Alexandre Dumas’s most famous tale— and possibly the most famous historical novel of all time— in a handsome hardcover volume.
This swashbuckling epic of chivalry, honor, and derring-do, set in France during the 1620s, is richly populated with romantic heroes, unattainable heroines, kings, queens, cavaliers, and criminals in a whirl of adventure, espionage, conspiracy, murder, vengeance, love, scandal, and suspense. Dumas transforms minor historical figures into larger- than-life characters: the Comte d’Artagnan, an impetuous young man in pursuit of glory; the beguilingly evil seductress “Milady”; the powerful and devious Cardinal Richelieu; the weak King Louis XIII and his unhappy queen—and, of course, the three musketeers themselves, Athos, Porthos, and Aramis, whose motto “all for one, one for all” has come to epitomize devoted friendship. With a plot that delivers stolen diamonds, masked balls, purloined letters, and, of course, great bouts of swordplay, The Three Musketeers is eternally entertaining.
The last Dumas I read was The Count of Monte Cristo, back in 2003 or so. I remember it having some long patches, some filler-material, but I also remember being enthralled by the sheer storytelling power, and finishing it in record time.

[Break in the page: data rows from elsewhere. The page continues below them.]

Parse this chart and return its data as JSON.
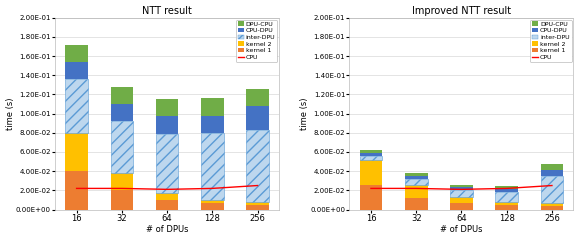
{
  "categories": [
    "16",
    "32",
    "64",
    "128",
    "256"
  ],
  "title1": "NTT result",
  "title2": "Improved NTT result",
  "xlabel": "# of DPUs",
  "ylabel": "time (s)",
  "ylim": [
    0,
    0.2
  ],
  "yticks": [
    0.0,
    0.02,
    0.04,
    0.06,
    0.08,
    0.1,
    0.12,
    0.14,
    0.16,
    0.18,
    0.2
  ],
  "ntt": {
    "kernel1": [
      0.04,
      0.02,
      0.01,
      0.007,
      0.005
    ],
    "kernel2": [
      0.04,
      0.018,
      0.007,
      0.003,
      0.003
    ],
    "inter_dpu": [
      0.056,
      0.054,
      0.062,
      0.07,
      0.075
    ],
    "cpu_dpu": [
      0.018,
      0.018,
      0.018,
      0.018,
      0.025
    ],
    "dpu_cpu": [
      0.018,
      0.018,
      0.018,
      0.018,
      0.018
    ],
    "cpu_line": [
      0.022,
      0.022,
      0.021,
      0.022,
      0.025
    ]
  },
  "improved": {
    "kernel1": [
      0.026,
      0.012,
      0.007,
      0.005,
      0.004
    ],
    "kernel2": [
      0.026,
      0.014,
      0.006,
      0.003,
      0.003
    ],
    "inter_dpu": [
      0.004,
      0.006,
      0.007,
      0.01,
      0.028
    ],
    "cpu_dpu": [
      0.003,
      0.003,
      0.003,
      0.003,
      0.006
    ],
    "dpu_cpu": [
      0.003,
      0.003,
      0.003,
      0.003,
      0.006
    ],
    "cpu_line": [
      0.022,
      0.022,
      0.021,
      0.022,
      0.025
    ]
  },
  "colors": {
    "kernel1": "#ED7D31",
    "kernel2": "#FFC000",
    "inter_dpu_face": "#BDD7EE",
    "cpu_dpu": "#4472C4",
    "dpu_cpu": "#70AD47",
    "cpu_line": "#FF0000"
  },
  "background": "#FFFFFF"
}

The Three Musketeers, I think, is better still. There's very little padding, and the only bit that rankled a little was a section in which the exposition was handled very stagily, in the sense of old-fashioned exposition: two nonentities come onto the stage and explain all the backstory in dialogue that is as flat as a pancake. In the section in question, however, the two characters were important ones, and it seemed odd how they suddenly began to behave. It was around this section too that D'Artagnan started behaving rather strangely, more like a puppet than a man. Not only was he using one woman to get at another, (Kitty, Milady's maid, to get at Milady) and showing uncharacteristic integrity, but his apparent bedazzlement by Milady was somehow unbelievable.

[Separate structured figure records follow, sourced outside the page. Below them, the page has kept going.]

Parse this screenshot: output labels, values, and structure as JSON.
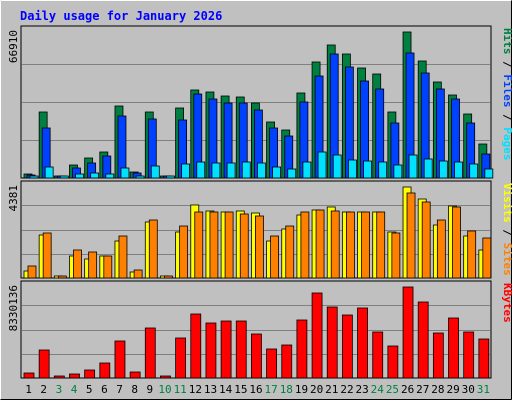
{
  "title": "Daily usage for January 2026",
  "colors": {
    "frame_bg": "#c0c0c0",
    "title": "#0000ff",
    "hits": "#008040",
    "files": "#0040ff",
    "pages": "#00e0ff",
    "visits": "#ffff00",
    "sites": "#ff8000",
    "kbytes": "#ff0000",
    "weekday_label": "#000000",
    "weekend_label": "#008040",
    "gridline": "#808080"
  },
  "chart_data": [
    {
      "type": "bar",
      "panel": "top",
      "ymax_label": "66910",
      "ymax": 66910,
      "legend": [
        {
          "text": "Pages",
          "color_key": "pages"
        },
        {
          "text": " / ",
          "color_key": "separator"
        },
        {
          "text": "Files",
          "color_key": "files"
        },
        {
          "text": " / ",
          "color_key": "separator"
        },
        {
          "text": "Hits",
          "color_key": "hits"
        }
      ],
      "categories": [
        "1",
        "2",
        "3",
        "4",
        "5",
        "6",
        "7",
        "8",
        "9",
        "10",
        "11",
        "12",
        "13",
        "14",
        "15",
        "16",
        "17",
        "18",
        "19",
        "20",
        "21",
        "22",
        "23",
        "24",
        "25",
        "26",
        "27",
        "28",
        "29",
        "30",
        "31"
      ],
      "weekend_days": [
        "3",
        "4",
        "10",
        "11",
        "17",
        "18",
        "24",
        "25",
        "31"
      ],
      "series": [
        {
          "name": "Hits",
          "color_key": "hits",
          "values": [
            1900,
            30100,
            900,
            6000,
            9300,
            11700,
            32800,
            2700,
            30400,
            500,
            32100,
            40400,
            39600,
            37700,
            37300,
            34500,
            25800,
            22200,
            39000,
            53300,
            61000,
            56700,
            50300,
            47800,
            30400,
            66910,
            53400,
            43800,
            38200,
            29400,
            15600
          ]
        },
        {
          "name": "Files",
          "color_key": "files",
          "values": [
            1500,
            23000,
            700,
            4400,
            7100,
            10000,
            28500,
            2200,
            27000,
            400,
            26400,
            38400,
            36200,
            34200,
            34400,
            31200,
            22800,
            19300,
            34800,
            46800,
            56700,
            50700,
            44300,
            41000,
            25300,
            57100,
            48000,
            41000,
            36000,
            25300,
            11200
          ]
        },
        {
          "name": "Pages",
          "color_key": "pages",
          "values": [
            700,
            5000,
            300,
            1900,
            2300,
            1900,
            4600,
            700,
            5600,
            200,
            6500,
            7400,
            6800,
            6800,
            7300,
            7000,
            5100,
            4300,
            7200,
            11700,
            10600,
            8400,
            7900,
            7500,
            5800,
            10400,
            8500,
            7800,
            7500,
            6600,
            4100
          ]
        }
      ]
    },
    {
      "type": "bar",
      "panel": "middle",
      "ymax_label": "4381",
      "ymax": 4381,
      "legend": [
        {
          "text": "Sites",
          "color_key": "sites"
        },
        {
          "text": " / ",
          "color_key": "separator"
        },
        {
          "text": "Visits",
          "color_key": "visits"
        }
      ],
      "categories": [
        "1",
        "2",
        "3",
        "4",
        "5",
        "6",
        "7",
        "8",
        "9",
        "10",
        "11",
        "12",
        "13",
        "14",
        "15",
        "16",
        "17",
        "18",
        "19",
        "20",
        "21",
        "22",
        "23",
        "24",
        "25",
        "26",
        "27",
        "28",
        "29",
        "30",
        "31"
      ],
      "weekend_days": [
        "3",
        "4",
        "10",
        "11",
        "17",
        "18",
        "24",
        "25",
        "31"
      ],
      "series": [
        {
          "name": "Visits",
          "color_key": "visits",
          "values": [
            340,
            2050,
            100,
            1070,
            900,
            1050,
            1780,
            300,
            2680,
            80,
            2220,
            3530,
            3230,
            3160,
            3240,
            3110,
            1760,
            2340,
            3030,
            3290,
            3400,
            3200,
            3200,
            3170,
            2230,
            4381,
            3800,
            2530,
            3450,
            2020,
            1350
          ]
        },
        {
          "name": "Sites",
          "color_key": "sites",
          "values": [
            580,
            2150,
            110,
            1330,
            1260,
            1080,
            2010,
            380,
            2790,
            100,
            2520,
            3190,
            3160,
            3160,
            3060,
            2970,
            2030,
            2520,
            3160,
            3280,
            3240,
            3200,
            3200,
            3160,
            2180,
            4100,
            3680,
            2800,
            3400,
            2280,
            1940
          ]
        }
      ]
    },
    {
      "type": "bar",
      "panel": "bottom",
      "ymax_label": "8330136",
      "ymax": 8330136,
      "legend": [
        {
          "text": "KBytes",
          "color_key": "kbytes"
        }
      ],
      "categories": [
        "1",
        "2",
        "3",
        "4",
        "5",
        "6",
        "7",
        "8",
        "9",
        "10",
        "11",
        "12",
        "13",
        "14",
        "15",
        "16",
        "17",
        "18",
        "19",
        "20",
        "21",
        "22",
        "23",
        "24",
        "25",
        "26",
        "27",
        "28",
        "29",
        "30",
        "31"
      ],
      "weekend_days": [
        "3",
        "4",
        "10",
        "11",
        "17",
        "18",
        "24",
        "25",
        "31"
      ],
      "series": [
        {
          "name": "KBytes",
          "color_key": "kbytes",
          "values": [
            480000,
            2530000,
            140000,
            410000,
            700000,
            1390000,
            3430000,
            570000,
            4550000,
            160000,
            3630000,
            5820000,
            5010000,
            5220000,
            5220000,
            4050000,
            2610000,
            3060000,
            5290000,
            7810000,
            6520000,
            5730000,
            6420000,
            4230000,
            2950000,
            8330136,
            6950000,
            4150000,
            5510000,
            4180000,
            3540000
          ]
        }
      ]
    }
  ]
}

Apart from that, the story zips along at such a pace that you find yourself reading page after page, trying to keep up with the speed of things. The humour is wonderful, there's very little purple prose for a 19th century novel, and the characters, though occasionally inconsistent, are in general well-drawn. The villains are villains to the core; no mistaking them. The heroes will die for anything and everything that seems true. The women are wonderful, and the men passionate and energetic. And the suspense is terrific (even if you've seen one or two movie versions of the story).
Certainly the morals of the the characters leave something to be desired. Dumas even comments on their behaviour a couple of times by telling us that this was how people behaved then - as if to excuse the fact that he was making them behave this way. And the way he weaves history into his story - bending it when necessary - is excellent.